Let $ABC$ be equilateral triangle and $D$ be a point on the arc BC of the circle circumscribing ABC. Then prove using complex algebra that : $|BD| +|CD| = |AD|$.
For me, the confusion is both : (i)- in ability to think of problem, and (ii)- to formulate it.
(i) Ability to think of problem : How is it possible that the two points nearest to $D$ have their arc lengths equal to that of $|AD|$, where A is the distant point.
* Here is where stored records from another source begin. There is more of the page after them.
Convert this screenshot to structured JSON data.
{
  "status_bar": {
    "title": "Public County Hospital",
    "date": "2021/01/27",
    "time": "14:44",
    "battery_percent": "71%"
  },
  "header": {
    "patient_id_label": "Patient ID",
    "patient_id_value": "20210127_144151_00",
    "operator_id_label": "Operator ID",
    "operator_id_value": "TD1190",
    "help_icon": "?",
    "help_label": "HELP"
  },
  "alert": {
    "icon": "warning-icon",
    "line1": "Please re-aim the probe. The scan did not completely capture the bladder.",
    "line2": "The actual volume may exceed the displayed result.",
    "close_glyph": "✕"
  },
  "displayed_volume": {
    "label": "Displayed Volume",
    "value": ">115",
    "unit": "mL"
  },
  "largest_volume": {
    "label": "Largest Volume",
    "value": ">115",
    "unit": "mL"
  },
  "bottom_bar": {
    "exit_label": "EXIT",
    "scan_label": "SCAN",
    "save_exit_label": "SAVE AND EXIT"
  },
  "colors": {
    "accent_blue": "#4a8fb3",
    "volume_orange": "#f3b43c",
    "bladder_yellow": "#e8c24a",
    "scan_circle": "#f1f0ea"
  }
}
I cannot imagine by taking the shortest length of sum of $|BD| + |CD|$, or taking by a particular direction (cck, ck).
(ii) Unable to find a way to formulate, except possibly by taking the angle possible, and then would involve a range of $60^0$ for any point $D$ on the arc $BC$. Even then difficult to think of about the formulation.
Let $A(a)$, $B(b)$, $C(c)$ and $D(z)$.
Thus, by Ptolemy $$AB\cdot DC+BD\cdot AC=AD\cdot BC$$ or $$|a-b|\cdot |z-c|+|b-z|\cdot|a-c|=|a-z|\cdot |b-c|$$ and since $$|a-b|=|a-c|=|b-c|,$$ we obtain $$|z-c|+|b-z|=|a-z|$$ or $$CD+BD=AD.$$
Another way.
Let $A(1,0)$, $B(\cos120^{\circ}+i\sin120^{\circ})$, $C(\cos240^{\circ}+i\sin240^{\circ})$ and $D(\cos\phi+i\sin\phi)$,
where $120^{\circ}\leq\phi\leq240^{\circ}$.
Thus, we need to prove that $$\sqrt{(1-\cos\phi)^2+\sin^2\phi}=$$ $$=\sqrt{(\cos\phi-\cos120^{\circ})^2+(\sin\phi-\sin120^{\circ})^2}+\sqrt{(\cos\phi-\cos240^{\circ})^2+(\sin\phi-\sin240^{\circ})^2}$$ or $$\sqrt{2-2\cos\phi}=\sqrt{2-2\cos(120^{\circ}-\phi)}+\sqrt{2-2\cos(240^{\circ}-\phi)}$$ or $$\left|\sin\frac{\phi}{2}\right|=\left|\sin\left(60^{\circ}-\frac{\phi}{2}\right)\right|+\left|\sin\left(120^{\circ}-\frac{\phi}{2}\right)\right|$$ or
$$\sin\frac{\phi}{2}=\sin\left(\frac{\phi}{2}-60^{\circ}\right)+\sin\left(120^{\circ}-\frac{\phi}{2}\right),$$ which is an easy identity.